Groupon clone of the day: Youa Tuangou

Faith Merino · December 21, 2010 · Short URL: https://vator.tv/n/150f

The newest Groupon clone is a project of China's largest search engine, Baidu

I knew that Youa Tuangou was a Chinese website, but for some reason, I thought that once I got to the website, the copy would suddenly all fall into place and I would be able to navigate around with ease.  No such luck.  It turns out, I can’t read Chinese.

Nevertheless, Youa Tuangou, which translates in Chinese to “group buy,” is today’s Groupon clone of the day.  The site is the youngest of the Groupon clones covered thus far, but it will prove a formidable opponent to Groupon as the collective buying behemoth expands its global reach.

Launched in beta in early December, Youa Tuangou is a project of Baidu, the Google of China (now that Google is no longer the Google of China).  The Chinese search engine accounts for 73% of all searches in China, while Google accounts for 21.5%.

Though still young, Youa Tuangou already closely mirrors Groupon, including the U.S. company’s recent introduction of Groupon Stores, which will allow merchants to create and launch as many of their own deals as they want, as often as they want, thereby alleviating the wait to be featured as a Groupon deal of the day (merchants will have their deals promoted via email and will walk away with 70% of each Groupon sold and 90% of each non-promoted Groupon sold, but I digress).  Similarly, Baidu’s new group buying project will allow merchants to create their own deals through its Baidu Shenbian website, a Yelp-like site where users can post consumer reviews on local businesses and services.  The deals will then be promoted on Baidu Shenbian through Youa Tuangou.

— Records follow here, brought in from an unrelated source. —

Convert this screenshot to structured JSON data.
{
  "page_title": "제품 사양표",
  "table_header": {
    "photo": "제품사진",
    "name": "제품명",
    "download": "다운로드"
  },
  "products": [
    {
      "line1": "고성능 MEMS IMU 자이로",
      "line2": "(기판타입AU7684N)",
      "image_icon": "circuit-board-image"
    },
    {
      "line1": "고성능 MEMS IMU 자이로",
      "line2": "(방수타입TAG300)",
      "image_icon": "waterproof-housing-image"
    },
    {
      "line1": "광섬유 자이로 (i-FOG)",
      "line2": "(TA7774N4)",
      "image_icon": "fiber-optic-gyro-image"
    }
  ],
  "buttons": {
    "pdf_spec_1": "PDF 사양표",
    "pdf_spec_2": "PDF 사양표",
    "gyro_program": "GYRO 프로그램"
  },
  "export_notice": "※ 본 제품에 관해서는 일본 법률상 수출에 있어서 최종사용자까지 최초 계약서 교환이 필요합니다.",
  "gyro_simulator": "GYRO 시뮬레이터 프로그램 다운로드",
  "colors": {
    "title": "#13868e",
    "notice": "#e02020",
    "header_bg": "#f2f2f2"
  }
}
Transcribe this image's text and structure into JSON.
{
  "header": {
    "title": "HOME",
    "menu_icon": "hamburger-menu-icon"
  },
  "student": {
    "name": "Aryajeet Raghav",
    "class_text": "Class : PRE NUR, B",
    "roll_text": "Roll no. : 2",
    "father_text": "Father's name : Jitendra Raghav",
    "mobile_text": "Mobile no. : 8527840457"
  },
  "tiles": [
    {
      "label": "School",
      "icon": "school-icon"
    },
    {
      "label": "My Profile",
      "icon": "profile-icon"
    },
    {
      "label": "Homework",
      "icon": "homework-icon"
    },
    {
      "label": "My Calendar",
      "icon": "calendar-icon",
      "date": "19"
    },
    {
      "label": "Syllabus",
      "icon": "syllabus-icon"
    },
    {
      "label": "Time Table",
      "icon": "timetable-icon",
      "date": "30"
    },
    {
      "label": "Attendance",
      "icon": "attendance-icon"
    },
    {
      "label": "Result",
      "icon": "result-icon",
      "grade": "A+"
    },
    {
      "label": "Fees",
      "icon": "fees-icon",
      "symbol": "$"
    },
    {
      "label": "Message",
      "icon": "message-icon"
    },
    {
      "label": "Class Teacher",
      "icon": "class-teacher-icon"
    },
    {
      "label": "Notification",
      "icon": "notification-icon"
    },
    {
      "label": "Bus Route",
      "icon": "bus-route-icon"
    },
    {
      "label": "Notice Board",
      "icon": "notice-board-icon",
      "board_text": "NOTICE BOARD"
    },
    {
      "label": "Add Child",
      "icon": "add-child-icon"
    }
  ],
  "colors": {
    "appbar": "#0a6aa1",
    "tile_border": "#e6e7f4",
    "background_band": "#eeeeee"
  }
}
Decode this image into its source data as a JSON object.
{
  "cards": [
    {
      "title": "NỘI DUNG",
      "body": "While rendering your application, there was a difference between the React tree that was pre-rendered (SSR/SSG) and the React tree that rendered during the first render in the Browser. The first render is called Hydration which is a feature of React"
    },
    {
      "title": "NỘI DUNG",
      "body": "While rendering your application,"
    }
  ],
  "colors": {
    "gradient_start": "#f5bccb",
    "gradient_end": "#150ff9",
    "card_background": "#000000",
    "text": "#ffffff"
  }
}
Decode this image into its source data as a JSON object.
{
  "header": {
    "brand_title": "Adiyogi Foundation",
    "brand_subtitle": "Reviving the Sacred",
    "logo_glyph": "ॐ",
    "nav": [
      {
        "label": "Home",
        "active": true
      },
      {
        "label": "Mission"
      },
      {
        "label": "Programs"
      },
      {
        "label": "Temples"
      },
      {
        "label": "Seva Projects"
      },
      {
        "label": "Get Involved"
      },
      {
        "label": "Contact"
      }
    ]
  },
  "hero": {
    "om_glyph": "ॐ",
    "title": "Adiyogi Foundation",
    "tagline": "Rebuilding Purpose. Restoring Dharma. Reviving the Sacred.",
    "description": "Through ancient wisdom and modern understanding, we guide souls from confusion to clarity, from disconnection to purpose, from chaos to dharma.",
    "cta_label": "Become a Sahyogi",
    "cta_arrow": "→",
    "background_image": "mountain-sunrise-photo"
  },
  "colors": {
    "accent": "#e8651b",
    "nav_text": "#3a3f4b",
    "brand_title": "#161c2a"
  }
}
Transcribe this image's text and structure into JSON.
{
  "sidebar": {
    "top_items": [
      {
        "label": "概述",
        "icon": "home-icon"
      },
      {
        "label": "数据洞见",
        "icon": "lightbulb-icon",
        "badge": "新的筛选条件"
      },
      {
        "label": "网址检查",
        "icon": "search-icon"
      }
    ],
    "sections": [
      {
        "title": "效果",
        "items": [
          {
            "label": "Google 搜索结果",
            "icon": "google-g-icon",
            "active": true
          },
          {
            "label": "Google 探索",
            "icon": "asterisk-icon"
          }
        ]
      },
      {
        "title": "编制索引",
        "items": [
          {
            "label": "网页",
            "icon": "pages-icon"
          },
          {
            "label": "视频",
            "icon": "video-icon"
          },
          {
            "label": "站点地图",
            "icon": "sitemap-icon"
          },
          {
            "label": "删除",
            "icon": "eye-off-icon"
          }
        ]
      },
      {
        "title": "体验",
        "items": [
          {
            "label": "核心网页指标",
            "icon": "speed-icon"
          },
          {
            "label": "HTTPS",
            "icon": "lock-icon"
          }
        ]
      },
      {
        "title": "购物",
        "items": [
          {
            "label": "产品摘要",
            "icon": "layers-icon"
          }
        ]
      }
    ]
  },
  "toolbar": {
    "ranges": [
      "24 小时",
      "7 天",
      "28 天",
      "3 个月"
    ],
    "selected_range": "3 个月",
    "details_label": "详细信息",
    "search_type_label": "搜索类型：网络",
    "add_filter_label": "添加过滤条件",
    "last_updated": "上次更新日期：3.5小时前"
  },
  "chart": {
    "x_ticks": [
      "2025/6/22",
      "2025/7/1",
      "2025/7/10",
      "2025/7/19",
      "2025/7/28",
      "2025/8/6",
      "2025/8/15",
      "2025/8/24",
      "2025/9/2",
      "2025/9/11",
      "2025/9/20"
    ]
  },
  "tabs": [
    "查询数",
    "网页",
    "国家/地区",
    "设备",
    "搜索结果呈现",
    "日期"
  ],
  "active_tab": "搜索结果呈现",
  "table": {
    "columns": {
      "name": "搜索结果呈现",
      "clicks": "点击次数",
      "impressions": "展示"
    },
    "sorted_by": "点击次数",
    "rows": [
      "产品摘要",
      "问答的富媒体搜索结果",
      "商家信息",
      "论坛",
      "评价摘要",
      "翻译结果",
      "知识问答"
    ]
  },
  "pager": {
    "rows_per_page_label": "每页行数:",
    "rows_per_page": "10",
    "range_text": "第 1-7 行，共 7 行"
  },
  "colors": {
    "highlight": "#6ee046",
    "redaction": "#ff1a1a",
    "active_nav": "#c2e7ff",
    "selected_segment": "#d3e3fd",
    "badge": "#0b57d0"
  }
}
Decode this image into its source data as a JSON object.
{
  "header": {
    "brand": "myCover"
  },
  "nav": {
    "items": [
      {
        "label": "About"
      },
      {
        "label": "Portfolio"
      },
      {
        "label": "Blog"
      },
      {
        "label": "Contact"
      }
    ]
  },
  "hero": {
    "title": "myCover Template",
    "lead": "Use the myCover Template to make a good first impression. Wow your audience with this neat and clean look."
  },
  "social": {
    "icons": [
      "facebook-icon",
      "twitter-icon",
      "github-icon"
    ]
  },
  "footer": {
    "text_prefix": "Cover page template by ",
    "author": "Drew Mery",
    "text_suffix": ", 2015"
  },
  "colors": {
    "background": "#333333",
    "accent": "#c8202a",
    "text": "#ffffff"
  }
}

"Any merchant on Shenbian can set up a group shopping deal. We give them the tools," said company spokesperson Kaiser Kuo to IDG News. "This is going to be a very important feature for us on Youa."

This isn’t China’s first foray into collective buying, but it is a very different approach to what the country had before.  TeamBuy.com.cn was founded in 2006 with the goal of organizing shoppers to take to the streets en masse and haggle with local merchants face-to-face.  This is exactly what it sounds like.  Chinese consumers use TeamBuy to rally mobs of 15+ shoppers to show up at a merchant’s storefront to demand discounts on goods.  Somehow, the site took off, despite how utterly exhausting its platform sounds (this is what Costco is for, and even Costco is too exhausting).

The team buying trend took off in China in 2007, but online shopping has been slower to catch on in a market that is flooded with knockoffs and shoddy workmanship (melamine, anyone?).  "Online shopping has been around for a few years, and Chinese people realize that it's quick and easy, but there's a crisis of trust and honesty. How do you know whether to trust the seller?" said Ouyang Jixing, deputy director of www.020tgw.com, a team-buying Web site in Guangzhou, in an interview with the Christian Science Monitor.

But that looks poised to change as Groupon inches its way over to China.  While Groupon has not yet reached mainland China, it recently bought up three websites in the region, two of which serve Hong Kong and Taiwan.  Other Groupon-like sites have cropped up in China in recent months—1,200 to be exact.  The market is expected to be approximately 980 million yuan ($147.6 million) by the end of the year, with a 57% growth rate over the next several years, according to Analysys International.